It’s a personal decision that may not feel like a decision, especially given how notoriously unremunerative scholarly books are. I hasten to add that for scholars on the tenure track, books based on dissertations can actually be quite remunerative, at least indirectly, in helping them secure long-term employment. Whether to make the commitment is a different calculus, though, for anyone not on the tenure track.
And yet, many of us do it. Contingent Magazine, cofounded by Erin Bartram, publishes an annual, end-of-year list of books in history and literary studies written by contingent and independent scholars (full disclosure: I help gather the literary-studies list). Some scholars find that writing under these conditions — i.e., not for a tenure committee — better enables them to write the book they want to write.
I think this is why the second book often feels so promising to faculty members on the tenure track. Finally, with tenure, you can write the weird book, the risky book, the adventurous book.

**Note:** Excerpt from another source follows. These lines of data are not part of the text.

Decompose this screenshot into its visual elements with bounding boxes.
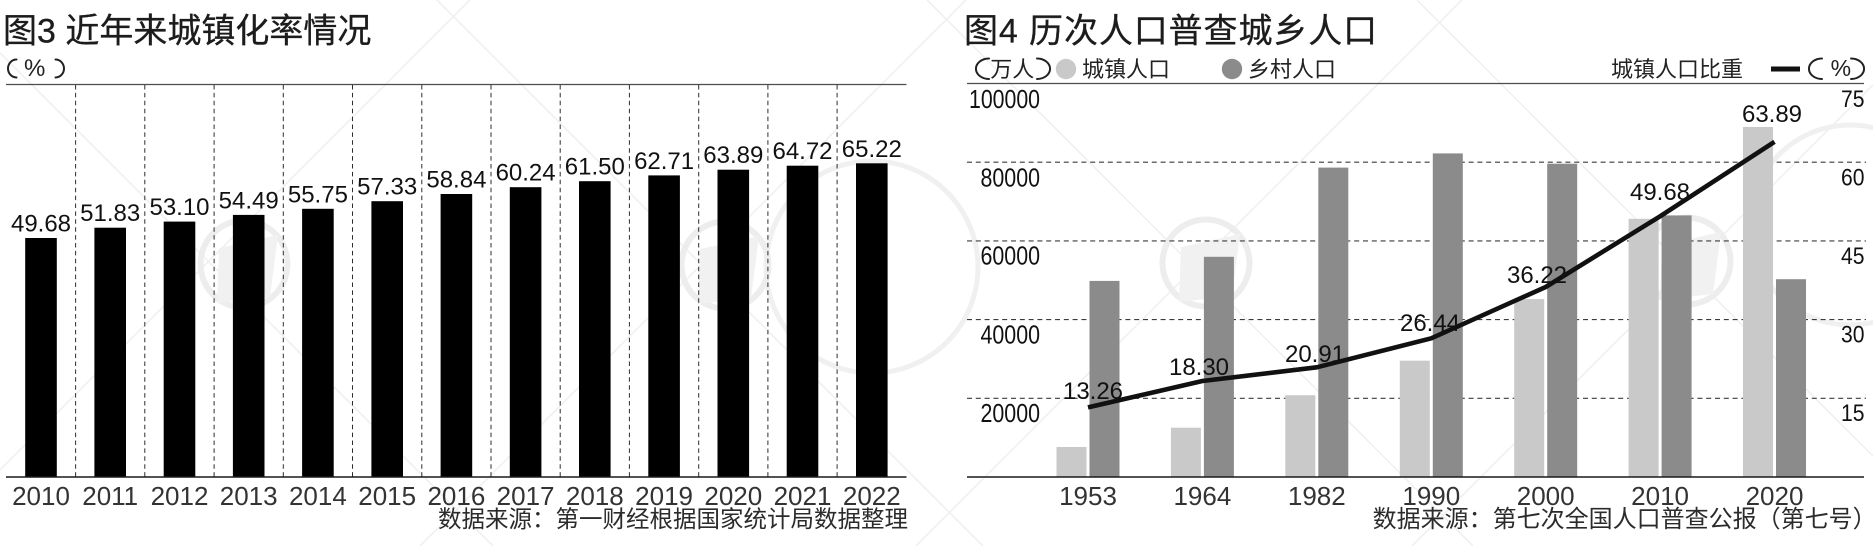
svg-text:2016: 2016: [427, 481, 485, 511]
svg-text:36.22: 36.22: [1507, 262, 1567, 289]
svg-text:13.26: 13.26: [1063, 378, 1123, 405]
svg-text:20000: 20000: [981, 398, 1041, 428]
svg-text:1982: 1982: [1288, 481, 1346, 511]
svg-text:2021: 2021: [774, 481, 832, 511]
svg-text:30: 30: [1841, 322, 1865, 349]
svg-text:乡村人口: 乡村人口: [1248, 57, 1336, 82]
svg-text:2017: 2017: [497, 481, 555, 511]
svg-text:1953: 1953: [1059, 481, 1117, 511]
svg-text:18.30: 18.30: [1169, 354, 1229, 381]
svg-text:城镇人口: 城镇人口: [1082, 57, 1170, 82]
svg-text:63.89: 63.89: [703, 142, 763, 169]
svg-text:数据来源：第七次全国人口普查公报（第七号）: 数据来源：第七次全国人口普查公报（第七号）: [1373, 506, 1873, 533]
svg-text:49.68: 49.68: [11, 211, 71, 238]
svg-text:图4 历次人口普查城乡人口: 图4 历次人口普查城乡人口: [964, 13, 1378, 51]
svg-text:1964: 1964: [1173, 481, 1231, 511]
svg-text:58.84: 58.84: [426, 167, 486, 194]
svg-text:53.10: 53.10: [149, 194, 209, 221]
svg-text:100000: 100000: [969, 84, 1040, 114]
svg-text:2019: 2019: [635, 481, 693, 511]
svg-text:万人: 万人: [990, 57, 1034, 82]
svg-text:62.71: 62.71: [634, 148, 694, 175]
svg-text:2015: 2015: [358, 481, 416, 511]
svg-text:54.49: 54.49: [219, 187, 279, 214]
svg-text:15: 15: [1841, 400, 1865, 427]
svg-text:2000: 2000: [1517, 481, 1575, 511]
svg-text:60000: 60000: [981, 241, 1041, 271]
svg-text:图3 近年来城镇化率情况: 图3 近年来城镇化率情况: [3, 13, 371, 51]
svg-text:20.91: 20.91: [1285, 341, 1345, 368]
svg-text:2013: 2013: [220, 481, 278, 511]
svg-text:城镇人口比重: 城镇人口比重: [1611, 57, 1743, 82]
svg-text:2012: 2012: [151, 481, 209, 511]
svg-text:1990: 1990: [1402, 481, 1460, 511]
svg-text:数据来源：第一财经根据国家统计局数据整理: 数据来源：第一财经根据国家统计局数据整理: [438, 506, 908, 532]
svg-text:2014: 2014: [289, 481, 347, 511]
svg-text:2020: 2020: [704, 481, 762, 511]
svg-text:64.72: 64.72: [772, 138, 832, 165]
svg-text:57.33: 57.33: [357, 174, 417, 201]
svg-text:51.83: 51.83: [80, 200, 140, 227]
svg-text:2022: 2022: [843, 481, 901, 511]
svg-text:60.24: 60.24: [496, 160, 556, 187]
svg-text:40000: 40000: [981, 320, 1041, 350]
svg-text:80000: 80000: [981, 163, 1041, 193]
svg-text:45: 45: [1841, 243, 1865, 270]
svg-text:60: 60: [1841, 165, 1865, 192]
svg-text:2018: 2018: [566, 481, 624, 511]
svg-text:49.68: 49.68: [1630, 179, 1690, 206]
svg-text:2010: 2010: [1631, 481, 1689, 511]
svg-text:65.22: 65.22: [842, 136, 902, 163]
svg-text:75: 75: [1841, 86, 1865, 113]
svg-text:63.89: 63.89: [1742, 101, 1802, 128]
svg-text:2011: 2011: [82, 481, 138, 511]
svg-text:2020: 2020: [1746, 481, 1804, 511]
svg-text:55.75: 55.75: [288, 181, 348, 208]
svg-text:%: %: [24, 55, 45, 82]
svg-text:26.44: 26.44: [1400, 310, 1460, 337]
svg-text:61.50: 61.50: [565, 154, 625, 181]
svg-text:2010: 2010: [12, 481, 70, 511]
svg-text:%: %: [1831, 55, 1851, 81]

Then again, as the ratio of tenured faculty members shrinks and their service loads grow, writing the second book may feel harder and harder. How many tenured professors do you know who feel “stuck” at the associate level, though they would love nothing more than to work on their next book project?
Good books, bad norms. All of which brings me back to where I started: the unsustainability of the current status quo. For my part, I don’t want fewer scholarly books in the world. I want better conditions for their creation. I want more full-time academic jobs and more resources and grants to support all scholars, not just a fortunate few. I want institutions to recognize a wider range of research “outputs” in the humanities and social sciences — not just monographs but also translations, coauthored volumes, and things that may not be books at all, such as podcasts, multimedia works, and community-based projects.
Not every kind of research should have to culminate in a monograph to “count.” (On this point, see the Modern Language Association’s new guidelines for evaluating public humanities scholarship.) Above all, I want scholars to be able to write the books they want to write if they want to write them at all — and in that I know I’m not alone.
To be clear, I personally love talking to early career researchers, acquiring books based on dissertations, and seeing them develop. I’m also glad and proud to do what I can to help scholars get jobs and win tenure, though I do sometimes wish more would let us know when they do. We publishers love celebrating good things.
That said, we can also be quite adept at critiquing and commiserating about bad things — like the inordinate expectations and inequities of our shared scholarly world. These, too, bear much more discussion, especially if we have any hope of changing them.